The systematic investment plan or popularly known as SIP is not just limited to banking but cryptocurrencies too have plans where one can invest in them as per this plan.

What is SIP?

A Systematic Investment Plan or SIP is a process where the institution invests a fixed amount in a mutual fund each month. It averages out your purchase price and protects you from catching a market high, as we explain here. It also protects you from panic if markets crashed because your money is being invested gradually rather than in one go.

SIP being a strictly banking process was, till now foreign to cryptocurrencies. However, with the emergence of newer exchanges, these services are being incorporated, albeit, gradually.

Why SIPs?

When Bitcoin first appeared on the horizon, the entire concept was alien and abhorrent. Any transaction which did not have a physical existence and exchanged hands only on the basis of tokens could never be relied upon. However, that changed in December 2017, when the coin value of BTC touched $20000. That it crashed the following quarter and went down under did not deter early investors from pouring in more. Despite the initial mayhem, it stabilized at around $10000. Despite the market volatility, it regained enough confidence to carve out enormous clout for itself.

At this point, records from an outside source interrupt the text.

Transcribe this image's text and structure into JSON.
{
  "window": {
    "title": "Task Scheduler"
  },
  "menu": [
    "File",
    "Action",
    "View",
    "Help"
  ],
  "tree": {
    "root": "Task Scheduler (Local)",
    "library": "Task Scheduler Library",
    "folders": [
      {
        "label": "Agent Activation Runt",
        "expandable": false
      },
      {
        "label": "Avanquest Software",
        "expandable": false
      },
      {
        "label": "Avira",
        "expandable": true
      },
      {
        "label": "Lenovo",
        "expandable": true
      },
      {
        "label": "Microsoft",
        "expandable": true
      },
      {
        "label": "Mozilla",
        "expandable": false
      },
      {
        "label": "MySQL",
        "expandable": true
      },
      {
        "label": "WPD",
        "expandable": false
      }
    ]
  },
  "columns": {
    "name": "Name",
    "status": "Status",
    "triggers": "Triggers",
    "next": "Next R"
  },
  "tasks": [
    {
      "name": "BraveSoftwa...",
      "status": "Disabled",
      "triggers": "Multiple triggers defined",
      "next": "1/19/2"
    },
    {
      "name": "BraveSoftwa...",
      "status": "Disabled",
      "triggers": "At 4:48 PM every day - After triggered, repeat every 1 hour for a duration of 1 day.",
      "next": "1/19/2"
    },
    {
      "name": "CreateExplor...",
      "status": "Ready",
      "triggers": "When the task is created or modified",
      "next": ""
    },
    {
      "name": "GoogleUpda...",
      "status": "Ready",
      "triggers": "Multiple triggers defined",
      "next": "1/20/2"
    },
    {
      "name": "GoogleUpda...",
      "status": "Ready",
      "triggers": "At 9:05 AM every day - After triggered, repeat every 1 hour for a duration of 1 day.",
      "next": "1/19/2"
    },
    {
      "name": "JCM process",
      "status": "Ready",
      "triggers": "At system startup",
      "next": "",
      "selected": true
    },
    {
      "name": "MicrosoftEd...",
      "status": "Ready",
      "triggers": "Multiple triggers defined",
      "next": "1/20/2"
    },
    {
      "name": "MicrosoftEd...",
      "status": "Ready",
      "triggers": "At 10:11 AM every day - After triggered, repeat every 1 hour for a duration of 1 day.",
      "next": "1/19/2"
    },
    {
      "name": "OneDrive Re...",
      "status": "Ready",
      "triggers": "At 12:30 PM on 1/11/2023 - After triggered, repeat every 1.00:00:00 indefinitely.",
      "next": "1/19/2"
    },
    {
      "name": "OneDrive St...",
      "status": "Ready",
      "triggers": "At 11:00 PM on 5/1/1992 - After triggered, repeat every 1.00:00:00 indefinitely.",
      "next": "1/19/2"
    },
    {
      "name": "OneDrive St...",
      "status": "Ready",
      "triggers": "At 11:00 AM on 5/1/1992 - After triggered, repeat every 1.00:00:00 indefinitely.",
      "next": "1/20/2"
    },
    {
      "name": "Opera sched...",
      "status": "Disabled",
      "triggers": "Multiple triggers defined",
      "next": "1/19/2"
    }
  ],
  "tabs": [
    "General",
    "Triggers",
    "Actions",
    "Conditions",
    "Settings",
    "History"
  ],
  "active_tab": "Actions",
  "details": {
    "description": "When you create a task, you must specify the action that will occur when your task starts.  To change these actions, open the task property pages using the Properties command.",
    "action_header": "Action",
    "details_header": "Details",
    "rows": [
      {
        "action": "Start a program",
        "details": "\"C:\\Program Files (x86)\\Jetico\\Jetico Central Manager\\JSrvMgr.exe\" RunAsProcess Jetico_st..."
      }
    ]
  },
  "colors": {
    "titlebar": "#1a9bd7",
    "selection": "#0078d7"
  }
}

One of the other reasons why big investors usually kept away from Bitcoin, was regulations. Cryptocurrency is hardly a decade-year-old phenomenon. It is still in a trial and error mode. Different countries have different regulations and it becomes a challenge for anyone investing to singlehandedly overcome these challenges.

However, the growing popularity of cryptos, especially Bitcoin has ensured that this fear is allayed. Investing in BTC through SIP is yet another indication that the cloud of uncertainty is lifting and investors are less wary of the challenges.

Funnily, one of the reasons that were given behind the reluctance of investing big on BTC was its exact nature or the lack of it. Bitcoin is neither a commodity, even though it’s mined, nor a currency.

One thing that you ought to know while investing in cryptos is that knowledge is the king. You have to get a hang of the charts otherwise it might get risky. Also, cryptos fluctuate, so timing is of great importance. As final advice do not pour in the entire capital into a single token but expand the portfolio.